Although more pastoral than warlike, they never were at peace either with themselves or with others. They fought with their neighbors, with their guests, with their leaders. They fought with their prophets and with their God Himself.

A breeding-ground of corruption, governed by men guilty of homicide, treachery, adultery, incest, robbery, simony and idolatry, yet their women gave birth to the most perfect saints of the Orient, upright, admonishing, solitary prophets; and finally from this race was born the Father of the new saints, He who had been awaited by all the Prophets.

This people which created no metaphysics nor science, nor music, nor sculpture, nor art, nor architecture of its own, wrote the grandest poetry of antiquity, glowing with sublimity in the Psalms and in the Prophets, inimitably tender in the stories of Joseph and Ruth, burning with voluptuous passion in the Song of Songs.

Grown up in the midst of the cults of local rustic gods, they conceived the love of God, the one universal Father. Rich in gold and lands, they could boast in their prophets of the first defenders of the poor, and they conceived of the negation of riches. The same people who had cut the throat of human victims on their altars, and massacred whole cities of guiltless people, gave disciples to Him who preached love for our ene­mies. This people, jealous of their jealous God, always be­trayed Him to run after other gods. Of their temple, three times built and three times destroyed, nothing remains but a piece of a wall, barely enough so that a line of mourners may lean their heads against it to hide their tears.

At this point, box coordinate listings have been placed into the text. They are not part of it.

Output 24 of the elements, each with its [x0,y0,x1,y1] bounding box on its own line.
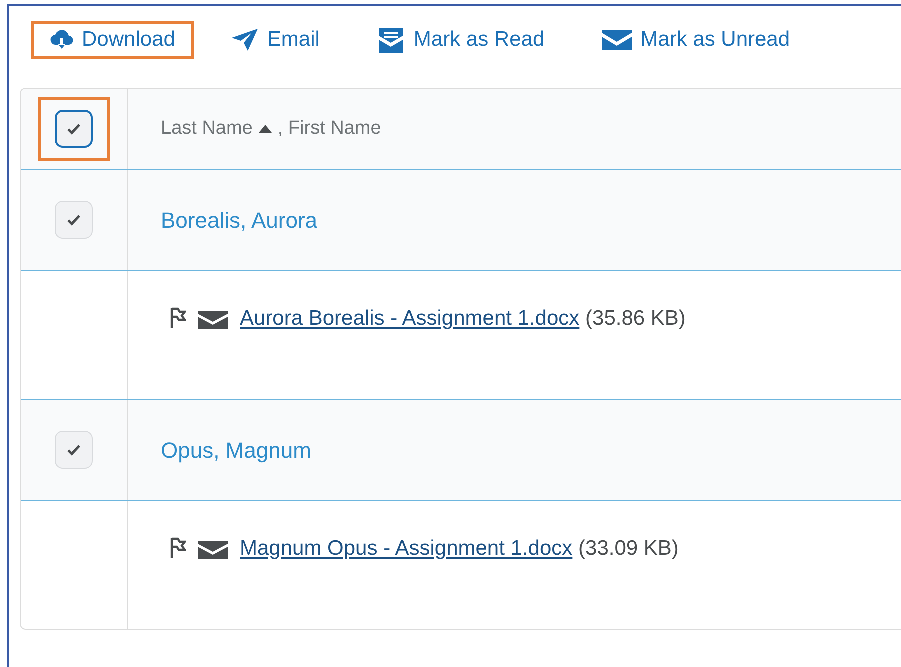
flag-icon[interactable] [170,307,186,329]
envelope-icon[interactable] [198,311,228,329]
cloud-download-icon [50,29,74,51]
checkmark-icon [67,123,81,135]
file-link[interactable]: Aurora Borealis - Assignment 1.docx [240,307,580,330]
sort-up-icon [258,125,272,133]
toolbar-button[interactable]: Mark as Unread [582,21,810,59]
email-button[interactable]: Email [212,21,339,59]
file-link[interactable]: Magnum Opus - Assignment 1.docx [240,537,573,560]
paper-plane-icon [231,28,260,52]
download-button[interactable]: Download [31,21,194,59]
file-size: (35.86 KB) [586,307,686,330]
envelope-icon[interactable] [198,541,228,559]
student-name-link[interactable]: Borealis, Aurora [161,204,318,236]
toolbar-button[interactable]: Mark as Read [356,21,564,59]
student-name-link[interactable]: Opus, Magnum [161,434,312,466]
file-size: (33.09 KB) [578,537,679,560]
envelope-icon [600,29,633,51]
checkbox[interactable] [55,110,93,148]
sort-link[interactable]: Last Name [161,114,253,144]
flag-icon[interactable] [170,537,186,559]
column-label[interactable]: , First Name [278,114,382,144]
checkmark-icon [67,214,81,226]
checkmark-icon [67,444,81,456]
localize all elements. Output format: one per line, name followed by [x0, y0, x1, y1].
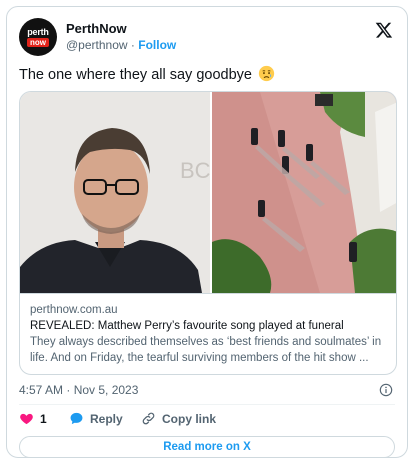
link-domain: perthnow.com.au [30, 304, 118, 316]
handle-row: @perthnow · Follow [66, 38, 176, 52]
avatar-text-bottom: now [27, 37, 49, 47]
link-preview-card[interactable]: BC perthnow.com.au REVEALED: Matthew Per… [19, 91, 397, 375]
like-button[interactable]: 1 [19, 411, 47, 426]
tweet-text-body: The one where they all say goodbye [19, 67, 252, 83]
heart-icon [20, 413, 33, 425]
tweet-text: The one where they all say goodbye [19, 65, 275, 83]
copy-link-button[interactable]: Copy link [141, 411, 216, 426]
info-icon[interactable] [379, 383, 393, 397]
svg-text:BC: BC [180, 158, 211, 183]
account-handle[interactable]: @perthnow [66, 38, 128, 52]
link-icon [142, 412, 155, 425]
link-headline: REVEALED: Matthew Perry’s favourite song… [30, 320, 344, 332]
reply-label: Reply [90, 411, 123, 426]
account-name[interactable]: PerthNow [66, 21, 127, 36]
follow-button[interactable]: Follow [138, 38, 176, 52]
link-description: They always described themselves as ‘bes… [30, 336, 382, 364]
link-preview-meta: perthnow.com.au REVEALED: Matthew Perry’… [20, 293, 396, 374]
tweet-timestamp[interactable]: 4:57 AM · Nov 5, 2023 [19, 383, 138, 397]
reply-button[interactable]: Reply [69, 411, 123, 426]
avatar-text-top: perth [27, 26, 49, 37]
read-more-button[interactable]: Read more on X [19, 436, 395, 458]
article-image[interactable]: BC [20, 92, 397, 293]
copy-link-label: Copy link [162, 411, 217, 426]
crying-face-emoji-icon [258, 65, 275, 82]
like-count: 1 [40, 411, 47, 426]
reply-bubble-icon [70, 412, 83, 425]
tweet-header: perth now PerthNow @perthnow · Follow [19, 17, 395, 57]
timestamp-row: 4:57 AM · Nov 5, 2023 [19, 383, 395, 399]
avatar[interactable]: perth now [19, 18, 57, 56]
tweet-card: perth now PerthNow @perthnow · Follow Th… [6, 6, 408, 458]
x-logo-icon[interactable] [375, 21, 393, 39]
separator-dot: · [130, 38, 135, 52]
divider [19, 404, 395, 405]
action-bar: 1 Reply Copy link [19, 411, 395, 429]
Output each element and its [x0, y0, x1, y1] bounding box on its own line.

But this, perplexing and contradictory people, superhuman and wretched, the first and the last of all, the happiest and the most unhappy of all, although it serves other nations, still dom­inates other nations with its money and with its Bible. Al­though without a country of its own for centuries, it is among the owners of all countries. Although it crucified its greatest Son with His blood, it divided the history of the world into two parts: and the progeny of those god-killers has become the most infamous but the most sacred of all the peoples.